What van der Knaap and her colleagues discovered in the tomato genome is a specific gene called OVATE that appears to be responsible for creating proteins that tell cells to divide in a vertical pattern. When more cells split side to side, the growth pattern produces an elongated fruit. OVATE is the difference between a perfectly round cherry tomato and a pear-shaped tomato.
Wild tomatoes, like the native varieties found in Peru, Ecuador and Mexico, are invariably small and round, says van der Knaap, which means pear-shaped and other elongated tomatoes are mutations that came along later. As far back at the 1930s, plant biologists called the elongation mutation OVATE, but had no clue about the actual genetic mechanism behind it.
Now that van der Knaap has identified the OVATE protein, as well as another family of proteins called TRMs that interact with OVATE, it provides another tool to plant breeders who are using marker-assisted selection. If the OVATE and TRM markers are present, you can be sure the fruit will be elongated. If one or the other is missing, it's back to round. Van der Knaap says this will speed up the breeding process and let growers focus on trickier traits like yield and pest resistance that aren't as easily linked back to one or two genes.
So now the question is, do these advances in plant genetics mean that your produce aisle will soon include square tomatoes or pyramid-shaped pumpkins? Not likely, says van der Knaap, but not because it's technically impossible. She says there are tons of bizarre mutations in the tomato genome that result in crazy-looking fruits. And since those mutations are naturally occurring, they could be isolated and replicated in the lab.
But the problem with square tomatoes and other oddball-shaped fruit is two-fold, van der Knaap says. First, there's the GMO problem. If plant breeders use gene editing to directly tweak or replace genes in food plants, then those strains are considered GMO, and people get freaked out by GMOs in their food.
Second, brand-new fruit and vegetable shapes may simply taste nasty.
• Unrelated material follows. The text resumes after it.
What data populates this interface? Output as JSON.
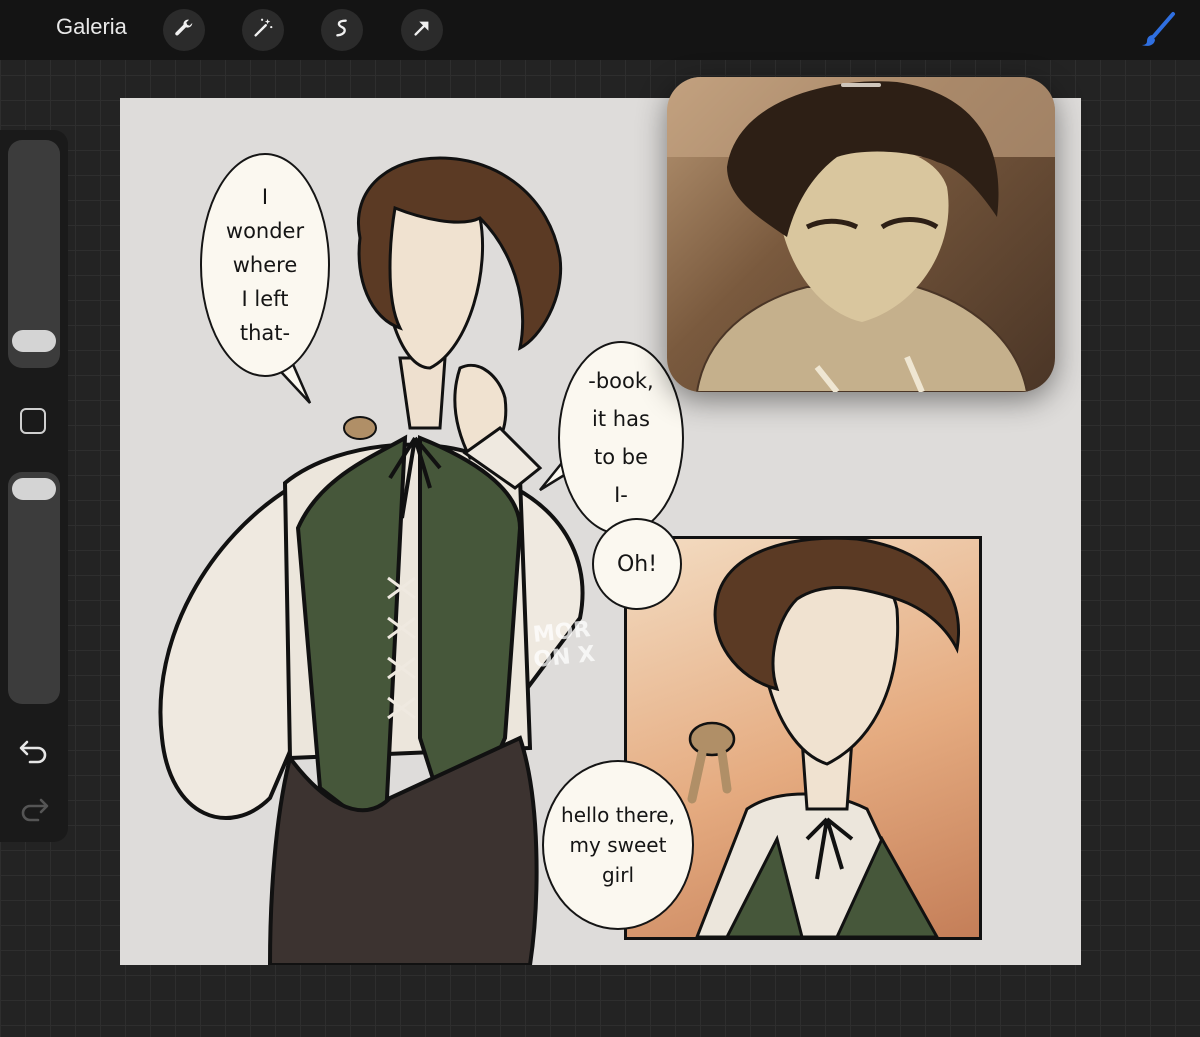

"Some mutations are so bizarre that no grower would grow them, because they have lots of other problems," says van der Knaap. "They only have a few fruit per plant or they taste terrible, because when you grow a fruit in a really odd shape, you mess up the hormone balance. It may not be very juicy and tasty at all."
If you really want to grow a square tomato, says van der Knaap, just put a box around it like the Japanese do with those crazy square watermelons. "That would be a high-end tomato," the researcher says. "I don't know if I'd want to pay for that."